Als dann im Sankt-Lars-Krankenhaus, das zu Anfang der 1990er Jahre geschlossen wurde, eine eingemauerte Leiche gefunden wird, beginnt ein Lauf gegen die Zeit, die Presse, die sozialen Medien und eine sogenannte PE – Gruppe, die private Ermittlungen führt. Ein alter Fall rückt erneut in den Focus, der die Öffentlichkeit auch durch das Buch von Greta Sparre beschäftigt. Sie ist die wohlhabende Schwester der siebzehnjährigen Marie-Louise Sparre. Am 17.10.1987 sind sie und Tommy Svensson aus der Abteilung C, einem Bereich der Psychiatrie, verschwunden. In ihrem Buch behauptet die äußerst selbstbewusste Greta, dass Tommy ihre Schwester entführt und getötet haben soll. Energisch kritisiert sie, möglicherweise zu recht, die damalige Polizeiarbeit und nervt erneut Fredrika und Henry mit ihrem permanenten Aktionismus. Allerdings stellt sich nun heraus, dass das Opfer des Tötungsdelikts in dem heruntergekommenen Gebäude Tommy Svensson ist. In immer neuen Gesprächen, je nach Wissensstand, befragen Fredrika und Henry das damalige Pflegepersonal, den Hausmeister und die Ärzte. Alle erzählen nach dreißig Jahren fast haargenau immer wieder die gleiche Geschichte, wie sie an dem regnerischen Abend des Verschwindens die beiden Patienten vergeblich gesucht haben.

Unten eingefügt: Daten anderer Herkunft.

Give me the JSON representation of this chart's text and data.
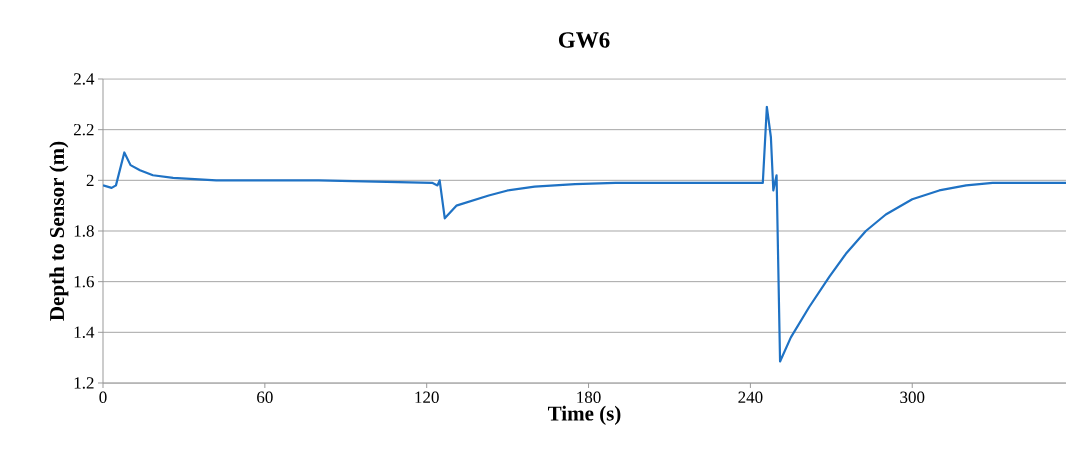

Warum die beiden Jugendlichen in die psychiatrische Anstalt eingeliefert wurden, können die Ermittler kaum nachvollziehen. Marie-Louise stand unter der strengen, fast manischen Kontrolle des despotischen Vaters, der ihre pubertären Eskapaden unterbinden wollte. Tommy war weder aggressiv, noch wirklich extrem verhaltensauffällig. Wie die Mediziner zur damaligen Zeit mit wahrhaft psychisch Kranken, die sie als minderwertiges Leben angesehen haben, umgegangen sind, ist im Nachhinein auch im progressiven Schweden beim Lesen schwer zu ertragen. Dass Marie-Louise und Tommy diesen grausigen Ort verlassen wollten, ist absolut verständlich. Unerklärlich ist auch, wie es sein kann, dass gerade in diesen Einrichtungen Ärzte, die sich einiges zu schulden haben kommen lassen, weiterhin geschützt von der Krankenhausleitung beschäftigt wurden. Die Ermittler, deren Teams das untertunnelte Krankenhausgelände und jede Wand durchsucht haben, laufen gegen eine Mauer des Schweigens an und haben nicht die Befugnis, damalige Patienten zu befragen. Doch Fredrika findet sich damit nicht ab und sucht einen Weg, um an die Krankenliste heranzukommen. Als dann der einstige, ziemlich mürrische Hausmeister Roger Krantz, der offensichtlich einen der Ärzte erpresst hat, auf dem Krankenhausgelände zu Tode kommt und Fredrika inoffiziell mit einer Patientin, die 1987 in der Abteilung C behandelt wurde, sprechen kann, beginnt die Geschichte trotz Rückschlägen endlich an Tempo aufzunehmen. Zwar gibt ein todkranker Arzt kurz vor seinem Suizid einen Hinweis auf Marie-Louises Grabstelle, doch dies stellt sich als Irrtum heraus.
Frida Skybäck umkreist trotz einiger ablenkender Nebenhandlungen, die sich auf die Privatleben der Ermittler Fredrika und Henry beziehen, einen spannenden, sehr glaubhaft geschriebenen Fall, der davon erzählt, wie die Gesellschaft mit angeblich kranken und wirklich psychisch beeinträchtigten Menschen umgegangen ist. Dass die polizeiliche Aufklärung auch vor dreißig Jahren nicht erwünscht war, wirft ebenfalls ein dunkles Licht auf die schwedische Gemeinschaft.
Da einige Fäden in der Handlung, die mal aus der personalen Erzählebene von Fredrika und dann wieder aus Henrys Sicht geschrieben ist, offen sind, wird demnächst auch ein dritter Band folgen.